Spencer Howe’s unusual path from Army barracks to Olympic ice with partner Emily Chan

Spencer Howe’s unusual path from Army barracks to Olympic ice with partner Emily Chan

Spencer Howe and Emily Chan will take to the ice in the pairs short program on Sunday, February 15, 2026 (ET), capping a turbulent build-up that included shoulder surgery, a season of withdrawals and an unlikely enlistment. Howe’s enlistment in the U. S. Army World Class Athlete Program and a stretch of basic training that kept him off skates for 10 weeks made their Olympic berth one of the more unexpected stories of the team.

From military barracks to the Milano Ice Skating Arena

Howe’s decision to enlist set him on a course few elite skaters have taken. He entered basic training at Fort Leonard Wood, Missouri, on Feb. 18, 2025 (ET), living in the barracks and training in transportation logistics. For roughly 10 weeks he didn’t touch his skates, a risky choice with an Olympic year looming. The move was partly practical — the World Class Athlete Program offers active duty personnel additional resources and a potential post-athletics pathway — and partly personal, as Howe weighed long-term options beyond competition.

Chan waited for Howe to return to the ice in June and the pair resumed their campaign with a renewed focus on securing a Games slot. The qualification story that followed had its own twists: a national championships result that left them just outside the top two, combined with a teammate’s citizenship issue, opened the second pairs spot for the country and put Chan and Howe on the Olympic roster.

Injury, surgery and repeated comebacks

Shoulder trouble has shadowed Howe throughout his seven-year partnership with Chan. Men in pairs skating commonly face shoulder wear from repeated throws and lifts, and Howe says there was never a stretch in which the shoulder was entirely free from concern. A torn right labrum forced surgery in May 2023 at the national training center in Colorado Springs, and Howe was off the ice for two months. Even after the operation the shoulder was not consistently pain-free.

The pair’s trajectory since their move to The Skating Club of Boston in 2020 has been a study in highs and setbacks. They surged in 2022–23, earning podium placements on the Grand Prix circuit, qualifying for the Grand Prix Final, finishing second at the 2023 U. S. Championships and placing fifth at the World Championships. But the post-surgery period brought fresh difficulties: the team withdrew from the 2024 U. S. Championships after the short program, struggled through uneven international assignments, and finished 12th at the World Championships that followed.

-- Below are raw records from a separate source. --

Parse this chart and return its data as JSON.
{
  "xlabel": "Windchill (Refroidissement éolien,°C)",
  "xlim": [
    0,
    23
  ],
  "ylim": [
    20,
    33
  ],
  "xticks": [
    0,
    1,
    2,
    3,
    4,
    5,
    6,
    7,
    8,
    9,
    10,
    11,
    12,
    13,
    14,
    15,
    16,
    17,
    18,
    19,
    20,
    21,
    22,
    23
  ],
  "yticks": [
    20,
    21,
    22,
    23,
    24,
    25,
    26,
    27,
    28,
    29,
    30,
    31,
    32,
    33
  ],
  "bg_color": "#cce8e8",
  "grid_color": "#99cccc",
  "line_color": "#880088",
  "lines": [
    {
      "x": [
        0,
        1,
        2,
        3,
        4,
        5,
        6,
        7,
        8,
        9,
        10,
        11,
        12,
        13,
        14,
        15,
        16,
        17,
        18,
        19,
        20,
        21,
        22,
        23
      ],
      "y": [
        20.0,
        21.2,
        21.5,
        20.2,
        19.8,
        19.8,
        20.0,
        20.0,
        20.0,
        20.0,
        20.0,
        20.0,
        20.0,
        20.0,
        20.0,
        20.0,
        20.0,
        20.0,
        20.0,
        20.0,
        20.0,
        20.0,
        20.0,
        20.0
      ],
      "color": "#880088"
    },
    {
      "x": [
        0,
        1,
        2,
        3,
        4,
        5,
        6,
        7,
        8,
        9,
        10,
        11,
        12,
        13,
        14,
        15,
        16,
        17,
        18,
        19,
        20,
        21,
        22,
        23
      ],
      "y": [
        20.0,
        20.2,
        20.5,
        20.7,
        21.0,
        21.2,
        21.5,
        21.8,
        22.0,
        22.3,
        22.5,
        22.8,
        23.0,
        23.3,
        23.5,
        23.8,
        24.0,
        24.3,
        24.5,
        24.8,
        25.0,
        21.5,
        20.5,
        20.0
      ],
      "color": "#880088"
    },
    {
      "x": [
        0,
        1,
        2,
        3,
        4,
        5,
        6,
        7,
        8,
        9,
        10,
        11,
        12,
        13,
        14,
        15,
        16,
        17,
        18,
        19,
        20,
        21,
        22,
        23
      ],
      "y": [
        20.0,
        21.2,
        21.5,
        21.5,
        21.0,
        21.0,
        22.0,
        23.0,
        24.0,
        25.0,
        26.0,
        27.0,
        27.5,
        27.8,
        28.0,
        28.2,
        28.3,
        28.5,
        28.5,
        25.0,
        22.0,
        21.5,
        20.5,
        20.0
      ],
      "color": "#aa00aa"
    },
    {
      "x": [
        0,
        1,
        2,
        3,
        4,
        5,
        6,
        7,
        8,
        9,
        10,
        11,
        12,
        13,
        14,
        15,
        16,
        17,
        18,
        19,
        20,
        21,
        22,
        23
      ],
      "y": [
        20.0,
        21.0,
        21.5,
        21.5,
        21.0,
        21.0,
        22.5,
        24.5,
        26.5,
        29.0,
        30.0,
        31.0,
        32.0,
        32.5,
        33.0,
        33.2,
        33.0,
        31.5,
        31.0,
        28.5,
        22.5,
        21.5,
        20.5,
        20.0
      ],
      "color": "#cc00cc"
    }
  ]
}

Howe has been open about the toll those ups and downs took on his career planning. “Our first tryout together, we didn’t even do any real pair elements because my shoulder was still not in good condition, ” he said, recalling the early days of the partnership. He has called the Olympic selection “still a little bit unreal for us. ”

What the Olympics mean next

The Milan Games present both a reward and a test. For Chan and Howe, Olympic participation validates seasons of hard work, rehabilitation and strategic decisions that included a leap into military service. Howe’s place on the team also marks a milestone: he is the first member of the U. S. Army World Class Athlete Program to make an Olympic team in figure skating.

Competitive form remains the immediate challenge. The pairs short program on Sunday, February 15, 2026 (ET), will be their first major free-skate opportunity on the Olympic stage, and the performance will shape expectations for the remainder of the competition. Beyond results, the story of Chan and Howe is likely to resonate for its blend of perseverance, medical recovery and an unconventional route to the peak of their sport.

Regardless of placement, their presence in the field highlights the narrow margins that determine Olympic rosters and the multiple paths athletes now navigate to reach elite competition.